Lucy looked again at the photo of Persephone and then of Dido,wanting to remember what these women who had endured life during the Occupation looked like, before she handed the documents back.

‘What do you want to do now?’ Will asked.

‘I’m not sure what else we can do. We still have no idea if Persephone was arrested and deported to an overseas prison. The online resistance site didn’t list her and there’s nothing here about her. You’re probably right. Maybe the Gestapo left her alone.’

Chapter 26

1943

Still shaking, Persephone wheeled her bicycle into the drive of Deux Tourelles. She stared, wide-eyed at the house. It would be one of the last times she would see it, and she drank it in, bathed in autumnal sunlight, the reddening ivy creeping its way gently northward on the wall where it had been allowed to grow unchecked since the start of the Occupation.

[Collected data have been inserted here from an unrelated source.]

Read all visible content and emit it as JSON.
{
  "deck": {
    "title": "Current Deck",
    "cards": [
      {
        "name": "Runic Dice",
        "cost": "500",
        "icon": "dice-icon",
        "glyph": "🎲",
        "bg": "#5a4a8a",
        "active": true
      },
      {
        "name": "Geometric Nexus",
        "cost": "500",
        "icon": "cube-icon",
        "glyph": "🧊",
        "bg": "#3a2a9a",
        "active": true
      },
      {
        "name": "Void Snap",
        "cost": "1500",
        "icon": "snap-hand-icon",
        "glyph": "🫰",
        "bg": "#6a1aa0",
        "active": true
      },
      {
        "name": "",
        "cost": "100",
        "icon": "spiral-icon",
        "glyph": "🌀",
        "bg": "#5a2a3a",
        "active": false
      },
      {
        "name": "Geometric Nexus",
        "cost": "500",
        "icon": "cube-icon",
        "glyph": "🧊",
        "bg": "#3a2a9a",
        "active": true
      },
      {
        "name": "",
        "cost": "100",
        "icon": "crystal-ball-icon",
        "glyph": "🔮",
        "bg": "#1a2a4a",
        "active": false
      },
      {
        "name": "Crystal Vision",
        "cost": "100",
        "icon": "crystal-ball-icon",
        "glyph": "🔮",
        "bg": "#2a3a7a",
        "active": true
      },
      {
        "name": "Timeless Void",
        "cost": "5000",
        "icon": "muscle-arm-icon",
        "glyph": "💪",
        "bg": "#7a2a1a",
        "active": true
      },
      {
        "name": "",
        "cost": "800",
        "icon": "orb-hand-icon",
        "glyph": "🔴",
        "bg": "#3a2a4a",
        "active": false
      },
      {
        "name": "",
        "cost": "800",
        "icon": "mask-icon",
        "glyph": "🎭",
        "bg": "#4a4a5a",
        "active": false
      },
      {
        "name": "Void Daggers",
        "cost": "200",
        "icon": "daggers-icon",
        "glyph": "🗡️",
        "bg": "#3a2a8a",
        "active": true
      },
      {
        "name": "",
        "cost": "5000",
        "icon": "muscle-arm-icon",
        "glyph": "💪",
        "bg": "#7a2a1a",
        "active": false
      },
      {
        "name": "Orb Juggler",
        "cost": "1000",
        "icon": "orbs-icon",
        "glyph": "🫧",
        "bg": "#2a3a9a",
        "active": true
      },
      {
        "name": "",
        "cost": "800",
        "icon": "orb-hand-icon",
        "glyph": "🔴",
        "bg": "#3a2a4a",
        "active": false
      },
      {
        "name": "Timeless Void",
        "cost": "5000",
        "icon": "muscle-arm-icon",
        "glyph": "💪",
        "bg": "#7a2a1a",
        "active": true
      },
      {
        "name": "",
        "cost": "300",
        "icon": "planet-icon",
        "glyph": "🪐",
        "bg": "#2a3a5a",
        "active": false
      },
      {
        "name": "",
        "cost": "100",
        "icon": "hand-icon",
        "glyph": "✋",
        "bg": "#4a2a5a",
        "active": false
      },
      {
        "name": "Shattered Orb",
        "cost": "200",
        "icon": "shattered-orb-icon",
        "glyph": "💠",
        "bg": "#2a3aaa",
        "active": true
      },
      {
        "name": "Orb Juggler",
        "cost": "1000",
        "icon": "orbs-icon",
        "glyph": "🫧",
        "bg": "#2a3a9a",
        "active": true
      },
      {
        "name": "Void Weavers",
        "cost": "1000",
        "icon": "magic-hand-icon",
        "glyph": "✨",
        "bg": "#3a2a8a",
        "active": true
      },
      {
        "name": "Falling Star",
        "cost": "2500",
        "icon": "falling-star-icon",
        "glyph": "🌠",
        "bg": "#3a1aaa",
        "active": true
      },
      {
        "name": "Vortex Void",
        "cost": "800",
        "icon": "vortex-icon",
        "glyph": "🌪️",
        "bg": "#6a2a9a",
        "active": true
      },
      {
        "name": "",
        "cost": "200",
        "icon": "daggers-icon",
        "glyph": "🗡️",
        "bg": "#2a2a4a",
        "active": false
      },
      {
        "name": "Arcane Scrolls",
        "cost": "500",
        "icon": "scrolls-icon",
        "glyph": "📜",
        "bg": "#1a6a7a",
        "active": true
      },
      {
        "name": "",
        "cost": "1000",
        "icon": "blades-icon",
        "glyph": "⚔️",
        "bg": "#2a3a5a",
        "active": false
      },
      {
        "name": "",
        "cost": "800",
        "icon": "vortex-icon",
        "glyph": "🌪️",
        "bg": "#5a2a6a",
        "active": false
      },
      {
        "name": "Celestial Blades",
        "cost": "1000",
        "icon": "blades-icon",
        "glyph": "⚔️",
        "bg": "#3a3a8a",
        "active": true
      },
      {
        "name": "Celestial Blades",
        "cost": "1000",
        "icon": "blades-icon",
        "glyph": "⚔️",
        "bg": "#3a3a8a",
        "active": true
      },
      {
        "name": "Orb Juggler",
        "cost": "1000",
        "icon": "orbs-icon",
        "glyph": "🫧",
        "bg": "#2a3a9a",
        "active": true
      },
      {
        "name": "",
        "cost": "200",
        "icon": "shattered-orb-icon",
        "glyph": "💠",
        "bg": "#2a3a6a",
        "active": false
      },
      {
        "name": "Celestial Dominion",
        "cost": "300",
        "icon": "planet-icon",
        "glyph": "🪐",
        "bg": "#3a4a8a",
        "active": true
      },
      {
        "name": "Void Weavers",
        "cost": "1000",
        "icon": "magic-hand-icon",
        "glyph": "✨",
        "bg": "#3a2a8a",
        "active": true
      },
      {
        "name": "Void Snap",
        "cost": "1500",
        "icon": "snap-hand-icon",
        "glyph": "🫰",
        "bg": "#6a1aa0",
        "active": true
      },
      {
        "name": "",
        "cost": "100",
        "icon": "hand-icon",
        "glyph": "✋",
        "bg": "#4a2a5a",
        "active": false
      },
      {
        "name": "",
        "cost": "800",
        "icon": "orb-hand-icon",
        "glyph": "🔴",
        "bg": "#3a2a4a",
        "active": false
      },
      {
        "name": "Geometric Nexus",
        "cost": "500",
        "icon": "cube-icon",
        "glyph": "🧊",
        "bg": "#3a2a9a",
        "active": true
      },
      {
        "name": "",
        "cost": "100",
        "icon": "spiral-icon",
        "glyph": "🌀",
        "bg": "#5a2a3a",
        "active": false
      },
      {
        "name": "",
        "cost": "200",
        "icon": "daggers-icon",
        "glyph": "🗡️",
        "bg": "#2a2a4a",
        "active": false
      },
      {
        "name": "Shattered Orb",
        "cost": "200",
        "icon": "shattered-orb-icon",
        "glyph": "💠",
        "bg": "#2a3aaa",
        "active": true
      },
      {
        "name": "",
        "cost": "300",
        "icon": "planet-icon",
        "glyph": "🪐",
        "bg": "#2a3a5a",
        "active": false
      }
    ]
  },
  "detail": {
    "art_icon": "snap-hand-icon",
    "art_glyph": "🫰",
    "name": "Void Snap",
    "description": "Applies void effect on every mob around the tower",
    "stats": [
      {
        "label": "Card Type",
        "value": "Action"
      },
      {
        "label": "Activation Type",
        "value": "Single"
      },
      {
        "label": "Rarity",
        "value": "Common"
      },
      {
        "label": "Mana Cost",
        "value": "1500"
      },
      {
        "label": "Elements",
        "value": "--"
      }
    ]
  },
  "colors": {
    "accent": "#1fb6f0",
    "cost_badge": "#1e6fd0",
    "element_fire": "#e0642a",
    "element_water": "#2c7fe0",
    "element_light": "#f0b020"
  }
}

The front door swung open and Persephone paused, her heart clanging desperately in her chest. Stefan stood on the front steps, staring at her, blinking. She looked down at her clothes, bloody and torn, and then up at him seeing herself through his eyes. His mouth dropped, but he said nothing and then, coming to his senses he rushed towards her.

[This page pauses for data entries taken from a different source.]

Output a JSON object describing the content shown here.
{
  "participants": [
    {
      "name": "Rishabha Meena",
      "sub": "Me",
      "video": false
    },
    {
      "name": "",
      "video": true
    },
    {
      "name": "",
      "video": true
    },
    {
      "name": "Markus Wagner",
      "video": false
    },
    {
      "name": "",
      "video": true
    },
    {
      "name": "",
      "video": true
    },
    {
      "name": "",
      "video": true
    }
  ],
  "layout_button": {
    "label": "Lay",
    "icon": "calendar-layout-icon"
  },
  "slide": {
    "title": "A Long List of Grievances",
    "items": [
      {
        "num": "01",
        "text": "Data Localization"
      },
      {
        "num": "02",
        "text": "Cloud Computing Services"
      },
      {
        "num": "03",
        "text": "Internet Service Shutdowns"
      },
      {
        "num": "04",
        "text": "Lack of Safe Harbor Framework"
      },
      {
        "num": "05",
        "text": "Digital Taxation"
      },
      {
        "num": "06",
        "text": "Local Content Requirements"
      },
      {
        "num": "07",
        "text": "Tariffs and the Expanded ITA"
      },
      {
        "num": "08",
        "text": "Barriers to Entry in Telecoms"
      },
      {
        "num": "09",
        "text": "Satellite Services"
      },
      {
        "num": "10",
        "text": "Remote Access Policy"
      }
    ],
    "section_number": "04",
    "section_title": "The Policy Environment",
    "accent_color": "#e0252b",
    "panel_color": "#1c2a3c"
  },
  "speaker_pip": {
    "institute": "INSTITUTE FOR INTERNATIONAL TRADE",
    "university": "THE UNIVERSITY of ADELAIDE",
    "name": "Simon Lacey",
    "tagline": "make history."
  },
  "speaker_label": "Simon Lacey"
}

‘You are hurt,’ he cried. ‘What has happened?’ He stopped only a few feet from her.

She swallowed, hardly daring to say it; hardly daring to tell him the awful truth of what she had done. And then when she didn’t he demanded. ‘Tell me,’ he cried, reaching out to touch her and then finding nowhere suitable to place his hand, he dropped it. ‘You are hurt,’ he repeated. His eyes darted, taking in the complete picture of her.

‘No,’ she said and then, looking at her palm, still indented fromwhere she’d clutched the rock so tightly, and her knuckles and back of her hand smeared with her own blood mixed with that of the soldier’s. ‘Yes, a little but—’

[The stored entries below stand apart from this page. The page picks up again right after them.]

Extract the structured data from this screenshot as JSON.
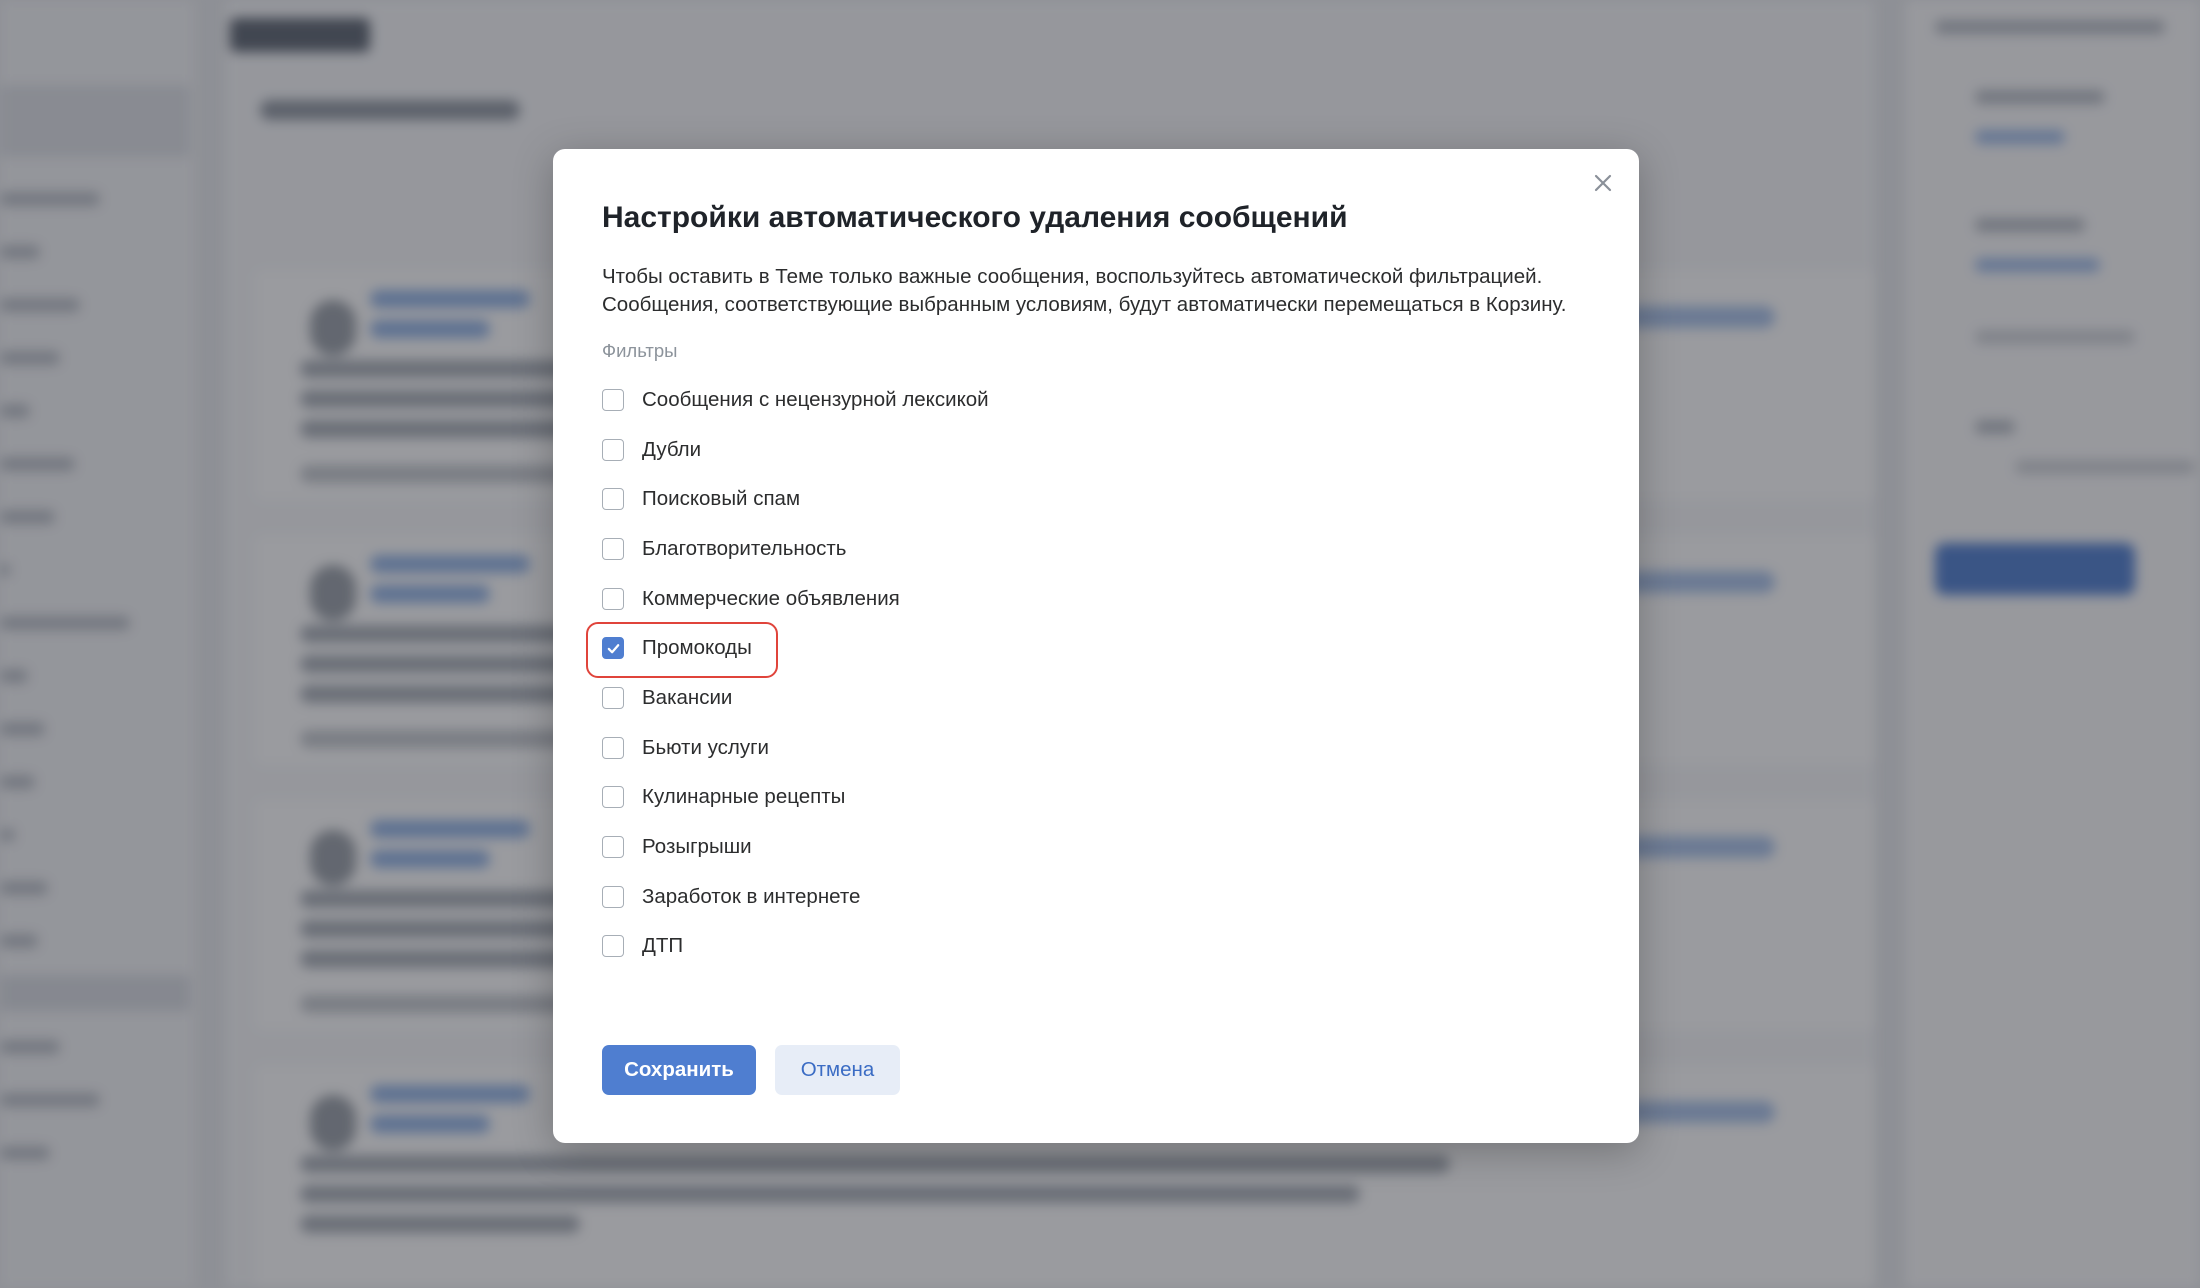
{
  "colors": {
    "accent": "#4f7ed0",
    "highlight_border": "#e0443b",
    "overlay": "rgba(34,38,46,0.46)"
  },
  "modal": {
    "title": "Настройки автоматического удаления сообщений",
    "description": "Чтобы оставить в Теме только важные сообщения, воспользуйтесь автоматической фильтрацией. Сообщения, соответствующие выбранным условиям, будут автоматически перемещаться в Корзину.",
    "filters_label": "Фильтры",
    "filters": [
      {
        "label": "Сообщения с нецензурной лексикой",
        "checked": false
      },
      {
        "label": "Дубли",
        "checked": false
      },
      {
        "label": "Поисковый спам",
        "checked": false
      },
      {
        "label": "Благотворительность",
        "checked": false
      },
      {
        "label": "Коммерческие объявления",
        "checked": false
      },
      {
        "label": "Промокоды",
        "checked": true
      },
      {
        "label": "Вакансии",
        "checked": false
      },
      {
        "label": "Бьюти услуги",
        "checked": false
      },
      {
        "label": "Кулинарные рецепты",
        "checked": false
      },
      {
        "label": "Розыгрыши",
        "checked": false
      },
      {
        "label": "Заработок в интернете",
        "checked": false
      },
      {
        "label": "ДТП",
        "checked": false
      }
    ],
    "save_label": "Сохранить",
    "cancel_label": "Отмена",
    "close_icon": "close-icon",
    "check_icon": "checkmark-icon"
  }
}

‘Persey,’ he demanded. ‘Tell me. Who did this to you?’

‘No one. I did it.’

‘I do not under—’

‘I’ve killed someone,’ she said dumbly. ‘A man. I’ve killed a man.’

He stared at her, slack-jawed, and whispered, ‘What? How?’ And then suddenly, he pulled her by the arm, ‘Come inside. Now. Quickly.’

He dragged her inside the house, leaving her bicycle lying on the ground outside. She glanced back at it. Someone might take it. She would have no use for it where she was going, but it would serve as a decent spare for Dido or Jack. Strange how such a mundane and practical thought came to her now. Stefan slammed the door behind him and stood in front of her. ‘Tell me. Tell me what happened,’ he said, his eyes never leaving hers. ‘Who have you killed?’ He spoke as if he didn’t believe her.

‘A soldier.’

He gasped. It made no difference if it was a soldier or a civilian in Persey’s eyes. A man was still a man. A life was still a life.